I begin reading each issue of The Sun as soon as it arrives. As I toss junk mail, I take a moment to appreciate the cover image of a woman walking in the surf [Jon Kral, March 2022] or an egret in flight [Rex Wilder, January 2022].
Year after year I hold The Sun up to my writing classes and say, “This is the best, must-read magazine out there. Subscribe.”
For nine years I’ve facilitated arts programs in prison. About a year ago someone let me know that The Sun provides free subscriptions to writers who are incarcerated. I jumped on the offer, sending the mailing information for approximately thirty writers I know. The Sun said yes to all of them.
The September 2021 issue was the first we received — me at home, them in their living units. I was directing a prison theater performance, and the facility’s writer told me he was inspired by Steve Edwards’s essay in that issue, “A Thousand Cups of Coffee,” to start a “viral” trend in his living unit: he’d wake up early and make coffee for others, giving them a bit of the scarce sugar and powdered creamer he had to share. There was a subtle request to pay it forward. And they did. Last I heard, people were still making each other cups of coffee months later.
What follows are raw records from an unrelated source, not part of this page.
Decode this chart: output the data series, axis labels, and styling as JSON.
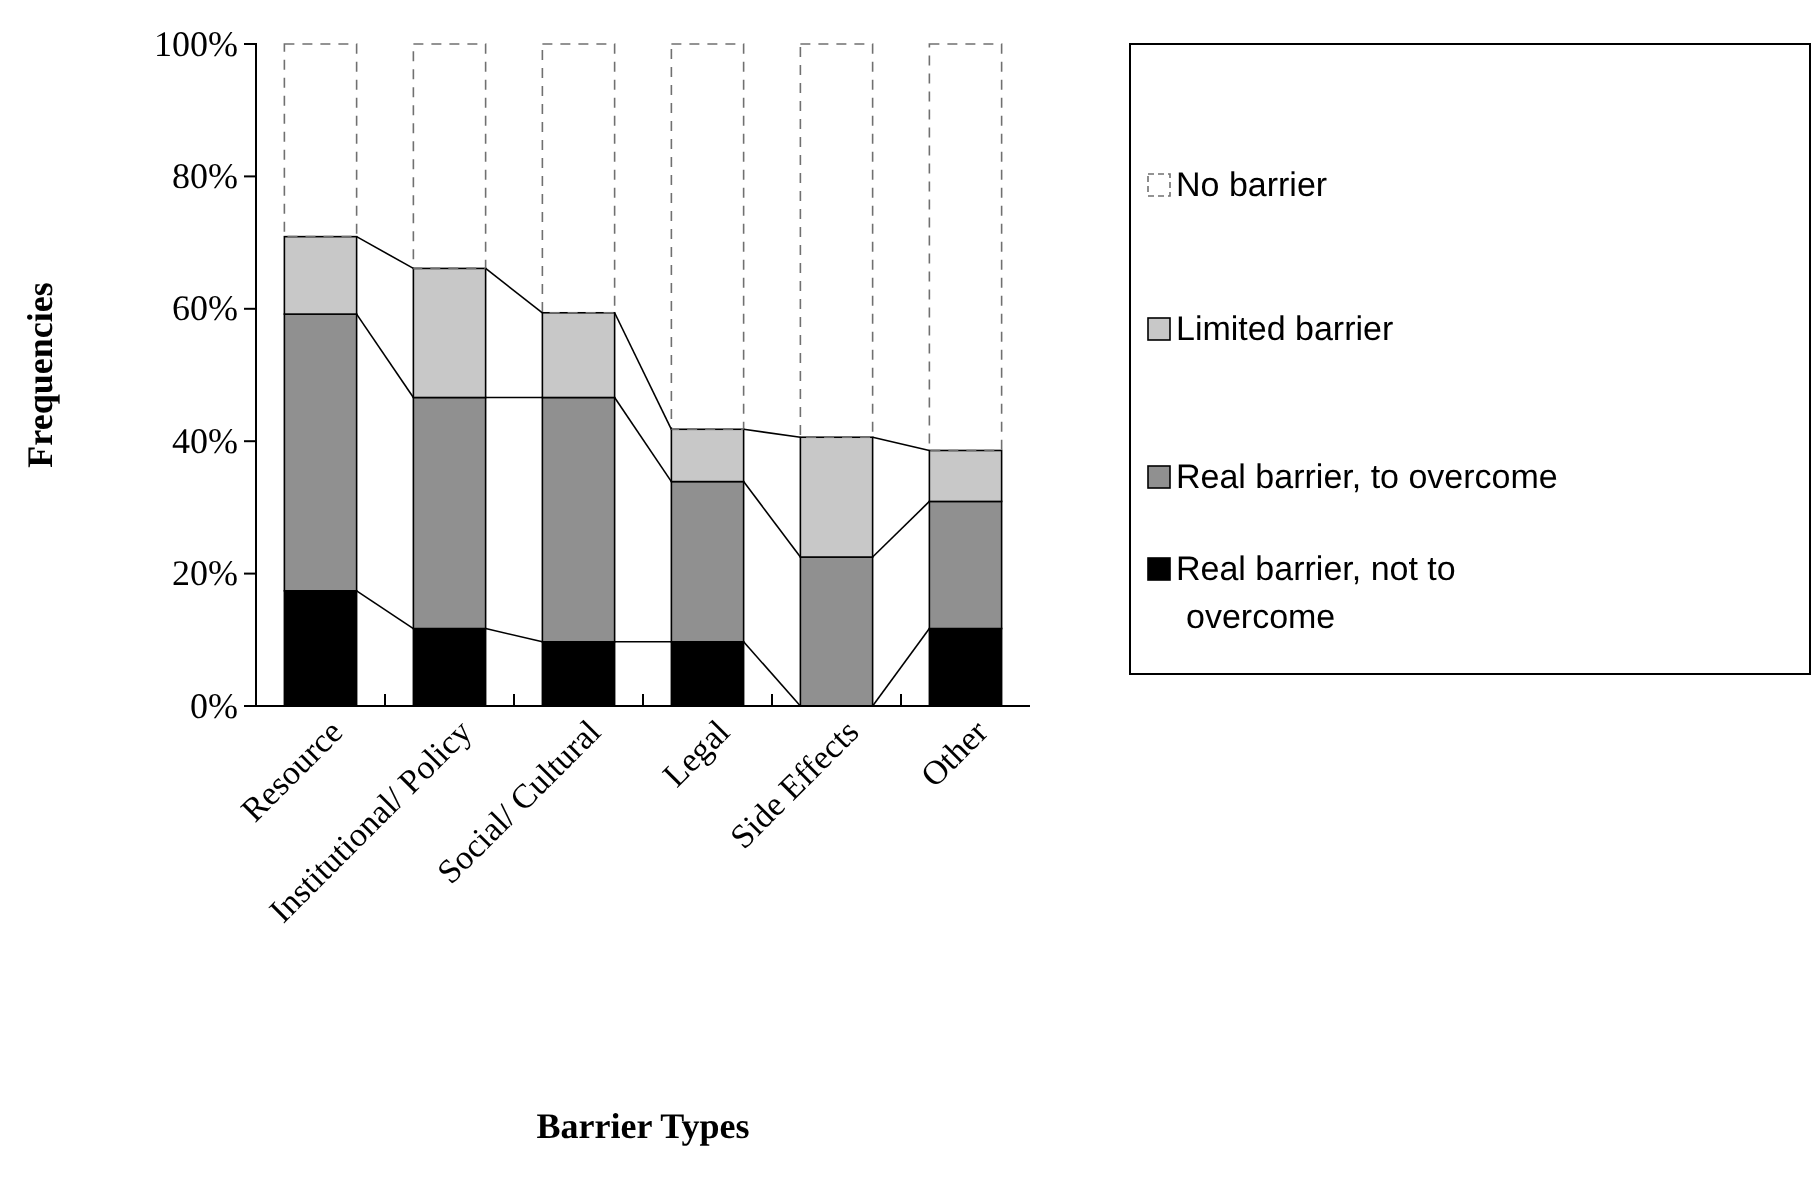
{
  "chart_data": {
    "type": "bar",
    "stacked": true,
    "xlabel": "Barrier Types",
    "ylabel": "Frequencies",
    "categories": [
      "Resource",
      "Institutional/ Policy",
      "Social/ Cultural",
      "Legal",
      "Side Effects",
      "Other"
    ],
    "series": [
      {
        "name": "Real barrier, not to overcome",
        "color": "#000000",
        "values": [
          17.4,
          11.7,
          9.7,
          9.7,
          0,
          11.7
        ]
      },
      {
        "name": "Real barrier, to overcome",
        "color": "#909090",
        "values": [
          41.8,
          34.9,
          36.9,
          24.2,
          22.5,
          19.2
        ]
      },
      {
        "name": "Limited barrier",
        "color": "#c8c8c8",
        "values": [
          11.7,
          19.5,
          12.8,
          7.9,
          18.1,
          7.7
        ]
      },
      {
        "name": "No barrier",
        "color": "#707070",
        "line_style": "dashed",
        "values": [
          29.1,
          33.9,
          40.6,
          58.2,
          59.4,
          61.4
        ]
      }
    ],
    "ylim": [
      0,
      100
    ],
    "yticks": [
      {
        "value": 0,
        "label": "0%"
      },
      {
        "value": 20,
        "label": "20%"
      },
      {
        "value": 40,
        "label": "40%"
      },
      {
        "value": 60,
        "label": "60%"
      },
      {
        "value": 80,
        "label": "80%"
      },
      {
        "value": 100,
        "label": "100%"
      }
    ],
    "grid": false,
    "legend": "right"
  }
}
I haven’t been inside a prison since November 2021. There are strict rules against maintaining casual contact with people inside after you’ve volunteered or worked in prison. Though I’ve sorely missed those relationships, I don’t break the rule for fear of losing access. But when my copy of The Sun arrives each month, I think about my friends inside, holding the same issue in their hands, inspired by the same stories. I scour Readers Write and Correspondence, searching for their names. I’ve felt close with them in spite of the distance.